---
title: File Storage | LlamaIndex OSS Documentation
---

## Self-Hosting Documentation Access

This section requires a password to access. Interested in self-hosting? [Contact sales](https://www.llamaindex.ai/contact) to learn more.

Password:

Access Documentation

Self-Hosting Documentation Access Granted Logout

File storage is an integral part of LlamaCloud. Without it, many key features would not be possible. This page walks through how to configure file storage for your deployment — which buckets you need to create and for non-AWS deployments, how to configure the S3 Proxy to interact with them.

## Requirements

- A valid blob storage service. We recommend the following:

  - [Amazon S3](https://aws.amazon.com/s3/)
  - [Azure Blob Storage](https://learn.microsoft.com/en-us/azure/storage/blobs/storage-blobs-introduction)
  - [Google Cloud Storage](https://cloud.google.com/storage)

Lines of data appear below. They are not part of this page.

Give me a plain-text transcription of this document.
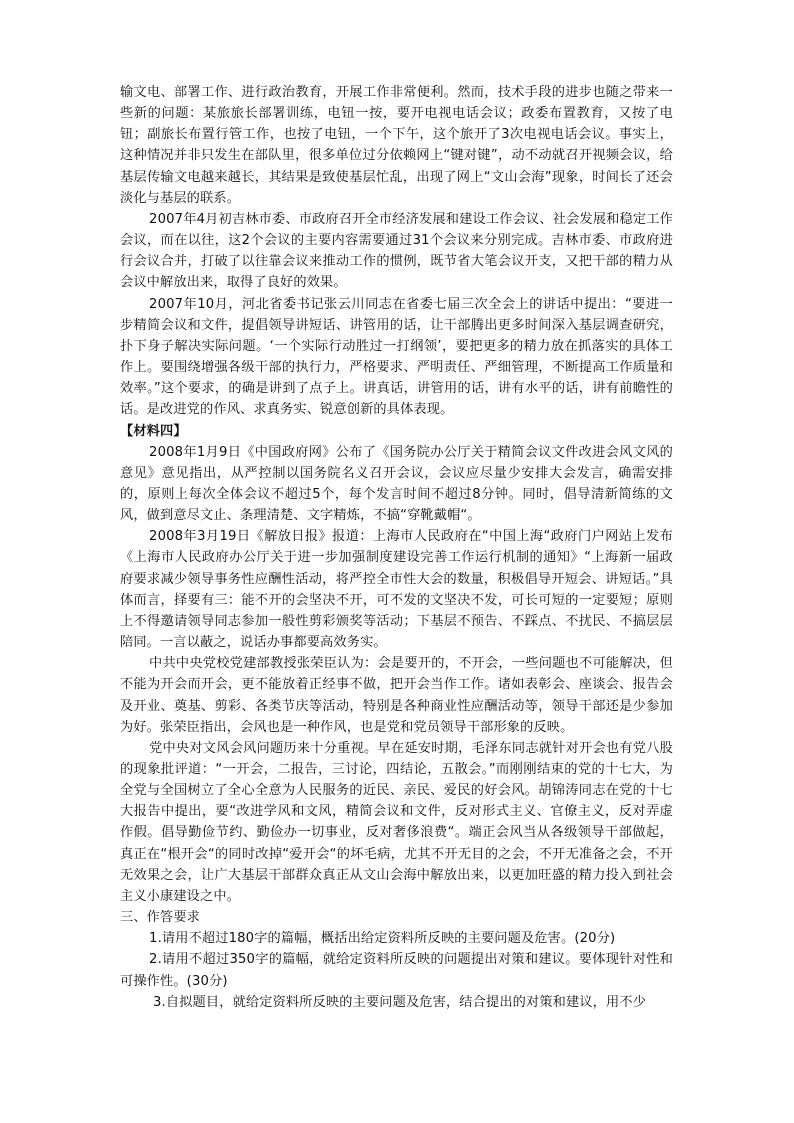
输文电、部署工作、进行政治教育，开展工作非常便利。然而，技术手段的进步也随之带来一些新的问题：某旅旅长部署训练，电钮一按，要开电视电话会议；政委布置教育，又按了电钮；副旅长布置行管工作，也按了电钮，一个下午，这个旅开了3次电视电话会议。事实上，这种情况并非只发生在部队里，很多单位过分依赖网上“键对键”，动不动就召开视频会议，给基层传输文电越来越长，其结果是致使基层忙乱，出现了网上“文山会海”现象，时间长了还会淡化与基层的联系。

2007年4月初吉林市委、市政府召开全市经济发展和建设工作会议、社会发展和稳定工作会议，而在以往，这2个会议的主要内容需要通过31个会议来分别完成。吉林市委、市政府进行会议合并，打破了以往靠会议来推动工作的惯例，既节省大笔会议开支，又把干部的精力从会议中解放出来，取得了良好的效果。

2007年10月，河北省委书记张云川同志在省委七届三次全会上的讲话中提出：“要进一步精简会议和文件，提倡领导讲短话、讲管用的话，让干部腾出更多时间深入基层调查研究，扑下身子解决实际问题。‘一个实际行动胜过一打纲领’，要把更多的精力放在抓落实的具体工作上。要围绕增强各级干部的执行力，严格要求、严明责任、严细管理，不断提高工作质量和效率。”这个要求，的确是讲到了点子上。讲真话，讲管用的话，讲有水平的话，讲有前瞻性的话。是改进党的作风、求真务实、锐意创新的具体表现。

【材料四】

2008年1月9日《中国政府网》公布了《国务院办公厅关于精简会议文件改进会风文风的意见》意见指出，从严控制以国务院名义召开会议，会议应尽量少安排大会发言，确需安排的，原则上每次全体会议不超过5个，每个发言时间不超过8分钟。同时，倡导清新简练的文风，做到意尽文止、条理清楚、文字精炼，不搞“穿靴戴帽“。

2008年3月19日《解放日报》报道：上海市人民政府在“中国上海“政府门户网站上发布《上海市人民政府办公厅关于进一步加强制度建设完善工作运行机制的通知》“上海新一届政府要求减少领导事务性应酬性活动，将严控全市性大会的数量，积极倡导开短会、讲短话。”具体而言，择要有三：能不开的会坚决不开，可不发的文坚决不发，可长可短的一定要短；原则上不得邀请领导同志参加一般性剪彩颁奖等活动；下基层不预告、不踩点、不扰民、不搞层层陪同。一言以蔽之，说话办事都要高效务实。

中共中央党校党建部教授张荣臣认为：会是要开的，不开会，一些问题也不可能解决，但不能为开会而开会，更不能放着正经事不做，把开会当作工作。诸如表彰会、座谈会、报告会及开业、奠基、剪彩、各类节庆等活动，特别是各种商业性应酬活动等，领导干部还是少参加为好。张荣臣指出，会风也是一种作风，也是党和党员领导干部形象的反映。

党中央对文风会风问题历来十分重视。早在延安时期，毛泽东同志就针对开会也有党八股的现象批评道：“一开会，二报告，三讨论，四结论，五散会。”而刚刚结束的党的十七大，为全党与全国树立了全心全意为人民服务的近民、亲民、爱民的好会风。胡锦涛同志在党的十七大报告中提出，要“改进学风和文风，精简会议和文件，反对形式主义、官僚主义，反对弄虚作假。倡导勤俭节约、勤俭办一切事业，反对奢侈浪费“。端正会风当从各级领导干部做起，真正在“根开会“的同时改掉“爱开会“的坏毛病，尤其不开无目的之会，不开无准备之会，不开无效果之会，让广大基层干部群众真正从文山会海中解放出来，以更加旺盛的精力投入到社会主义小康建设之中。

三、作答要求

1.请用不超过180字的篇幅，概括出给定资料所反映的主要问题及危害。(20分)

2.请用不超过350字的篇幅，就给定资料所反映的问题提出对策和建议。要体现针对性和可操作性。(30分)

3.自拟题目，就给定资料所反映的主要问题及危害，结合提出的对策和建议，用不少
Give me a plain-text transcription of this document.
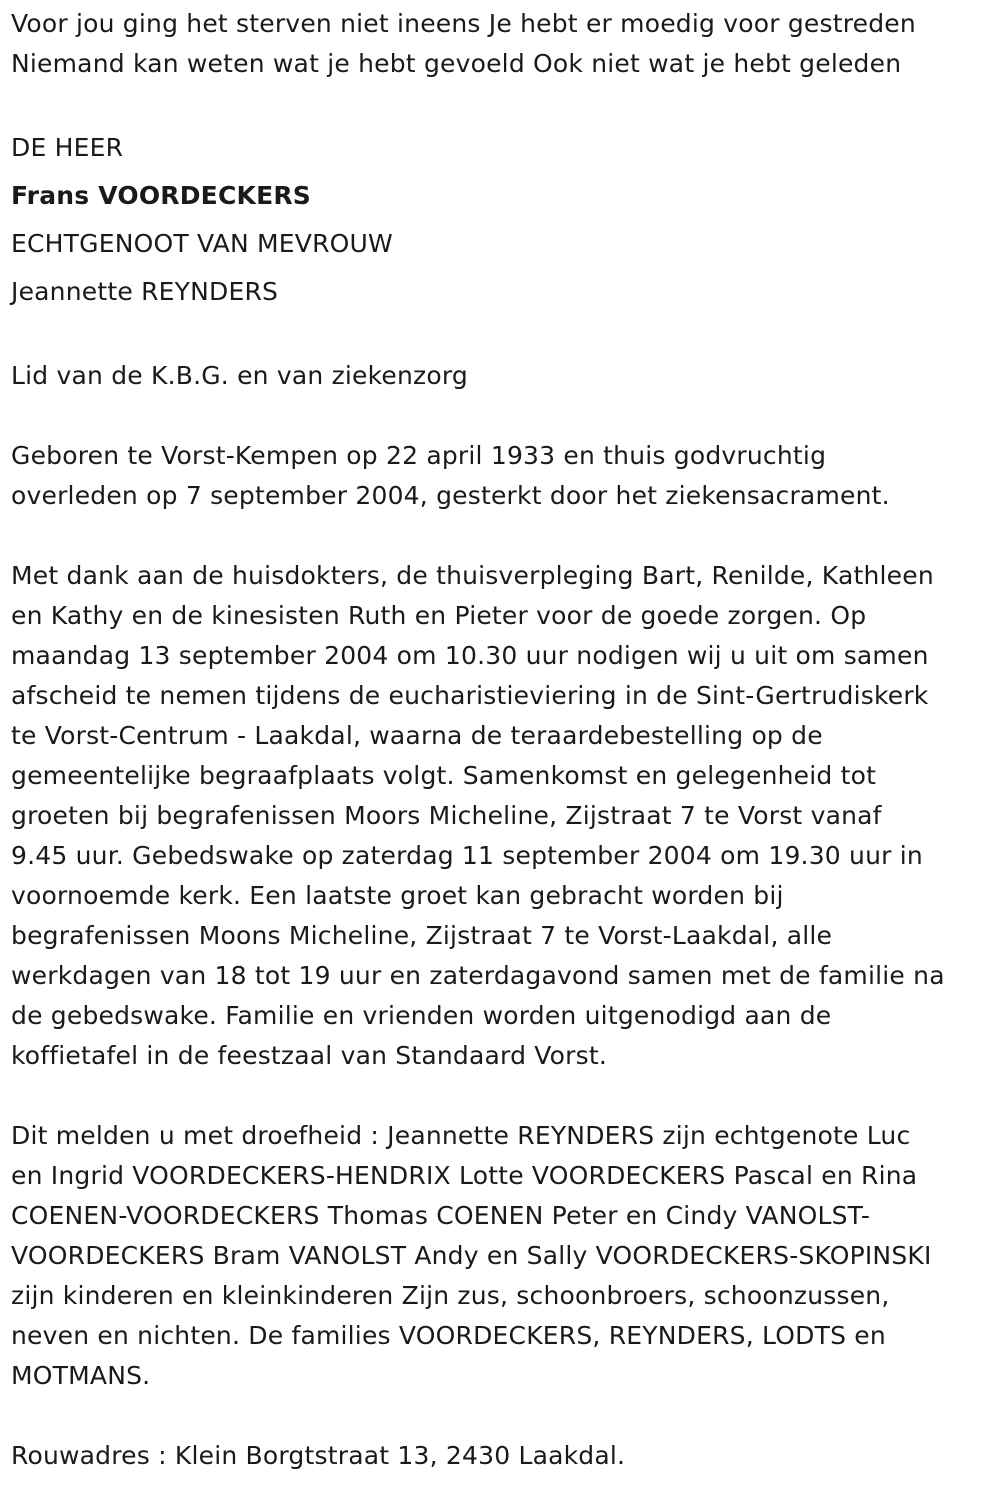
Voor jou ging het sterven niet ineens Je hebt er moedig voor gestreden

Niemand kan weten wat je hebt gevoeld Ook niet wat je hebt geleden

DE HEER

Frans VOORDECKERS

ECHTGENOOT VAN MEVROUW

Jeannette REYNDERS

Lid van de K.B.G. en van ziekenzorg

Geboren te Vorst-Kempen op 22 april 1933 en thuis godvruchtig

overleden op 7 september 2004, gesterkt door het ziekensacrament.

Met dank aan de huisdokters, de thuisverpleging Bart, Renilde, Kathleen

en Kathy en de kinesisten Ruth en Pieter voor de goede zorgen. Op

maandag 13 september 2004 om 10.30 uur nodigen wij u uit om samen

afscheid te nemen tijdens de eucharistieviering in de Sint-Gertrudiskerk

te Vorst-Centrum - Laakdal, waarna de teraardebestelling op de

gemeentelijke begraafplaats volgt. Samenkomst en gelegenheid tot

groeten bij begrafenissen Moors Micheline, Zijstraat 7 te Vorst vanaf

9.45 uur. Gebedswake op zaterdag 11 september 2004 om 19.30 uur in

voornoemde kerk. Een laatste groet kan gebracht worden bij

begrafenissen Moons Micheline, Zijstraat 7 te Vorst-Laakdal, alle

werkdagen van 18 tot 19 uur en zaterdagavond samen met de familie na

de gebedswake. Familie en vrienden worden uitgenodigd aan de

koffietafel in de feestzaal van Standaard Vorst.

Dit melden u met droefheid : Jeannette REYNDERS zijn echtgenote Luc

en Ingrid VOORDECKERS-HENDRIX Lotte VOORDECKERS Pascal en Rina

COENEN-VOORDECKERS Thomas COENEN Peter en Cindy VANOLST-

VOORDECKERS Bram VANOLST Andy en Sally VOORDECKERS-SKOPINSKI

zijn kinderen en kleinkinderen Zijn zus, schoonbroers, schoonzussen,

neven en nichten. De families VOORDECKERS, REYNDERS, LODTS en

MOTMANS.

Rouwadres : Klein Borgtstraat 13, 2430 Laakdal.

- Because LlamaCloud heavily relies on file storage, you will need to create the following buckets:

  - `llama-platform-parsed-documents`
  - `llama-platform-etl`
  - `llama-platform-external-components`
  - `llama-platform-file-parsing`
  - `llama-platform-raw-files`
  - `llama-cloud-parse-output`
  - `llama-platform-file-screenshots`
  - `llama-platform-extract-output` (for `LlamaExtract`)

## Connecting to AWS S3

Below are two ways to configure a connection to AWS S3:

### (Recommended) IAM Role for Service Accounts

We recommend that users create a new IAM Role and Policy for LlamaCloud. You can then attach the role ARN as a service account annotation.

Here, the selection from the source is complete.